Stemmed terms for query 'design':
Stemmed terms for query 'design systems':
Stemmed terms for query 'Experience with design systems':
Query 1 matched documents: [4, 6, 7, 8, 9, 14, 18]
Query 2 matched documents: [6, 7]
Query 3 matched documents: [6]


## Talking Points

### **Query 1: "design"**
- **Stemmed Term:** `['design']`
- **Type:** Single keyword search
- **Match Strategy:** Finds documents containing the stemmed term `'design'`
- **Result:** Returns all documents where collaboration is mentioned in any form
- **Talking Point:**  
  This is a broad query. Since `'design'` is a commonly used term, it's likely to retrieve multiple documents discussing teamwork or cooperative efforts.

---

### **Query 2: "design systems"**
- **Stemmed Terms:** `['design', 'system']`
- **Type:** Phrase query (2 terms)
- **Match Strategy:** Searches for documents where `'design'` is immediately followed by `'system'`
- **Result:** Returns fewer, more context-specific matches
- **Talking Point:**  
  This query is more targeted.

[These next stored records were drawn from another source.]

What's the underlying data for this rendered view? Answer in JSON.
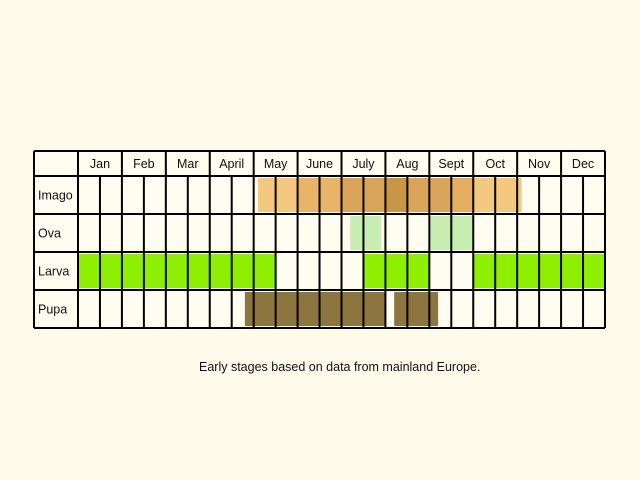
{
  "chart_data": {
    "type": "table",
    "months": [
      "Jan",
      "Feb",
      "Mar",
      "April",
      "May",
      "June",
      "July",
      "Aug",
      "Sept",
      "Oct",
      "Nov",
      "Dec"
    ],
    "stages": [
      {
        "name": "Imago",
        "periods": [
          {
            "start": 4.1,
            "end": 5.0,
            "color": "#f3c87f"
          },
          {
            "start": 5.0,
            "end": 6.0,
            "color": "#e9b468"
          },
          {
            "start": 6.0,
            "end": 7.0,
            "color": "#d9a55b"
          },
          {
            "start": 7.0,
            "end": 7.5,
            "color": "#c89646"
          },
          {
            "start": 7.5,
            "end": 8.5,
            "color": "#d9a55b"
          },
          {
            "start": 8.5,
            "end": 9.0,
            "color": "#e3ae62"
          },
          {
            "start": 9.0,
            "end": 10.1,
            "color": "#f3c87f"
          }
        ]
      },
      {
        "name": "Ova",
        "periods": [
          {
            "start": 6.2,
            "end": 6.9,
            "color": "#c7edb0"
          },
          {
            "start": 8.0,
            "end": 9.0,
            "color": "#c7edb0"
          }
        ]
      },
      {
        "name": "Larva",
        "periods": [
          {
            "start": 0.0,
            "end": 4.5,
            "color": "#8ef000"
          },
          {
            "start": 6.5,
            "end": 8.0,
            "color": "#8ef000"
          },
          {
            "start": 9.0,
            "end": 12.0,
            "color": "#8ef000"
          }
        ]
      },
      {
        "name": "Pupa",
        "periods": [
          {
            "start": 3.8,
            "end": 7.0,
            "color": "#8d753f"
          },
          {
            "start": 7.2,
            "end": 8.2,
            "color": "#8d753f"
          }
        ]
      }
    ],
    "colors": {
      "background": "#fefbeb",
      "cell": "#fffcf0",
      "border": "#000000"
    }
  },
  "caption": "Early stages based on data from mainland Europe."
}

It narrows results to documents that mention design systems explicitly, which is useful when looking for focused content.

---

### **Query 3: "Experience with design systems"**
- **Stemmed Terms:** `['experi', 'with', 'design', 'system']`
- **Type:** Full phrase query (4 terms)
- **Match Strategy:** Requires all stemmed terms to appear in **sequence** in a document
- **Result:** Likely to return few or no results
- **Talking Point:**  
  This is a highly specific query. It retrieves only documents that match the full phrase exactly. This improves precision but may limit recall if the exact phrasing isn't present.

---

### 🧠 Summary:
- Short, broad queries (like Query 1) have high recall but low precision.
- Two-term phrases (like Query 2) balance precision and recall.
- Long, structured phrases (like Query 3) offer high precision but may miss loosely worded matches.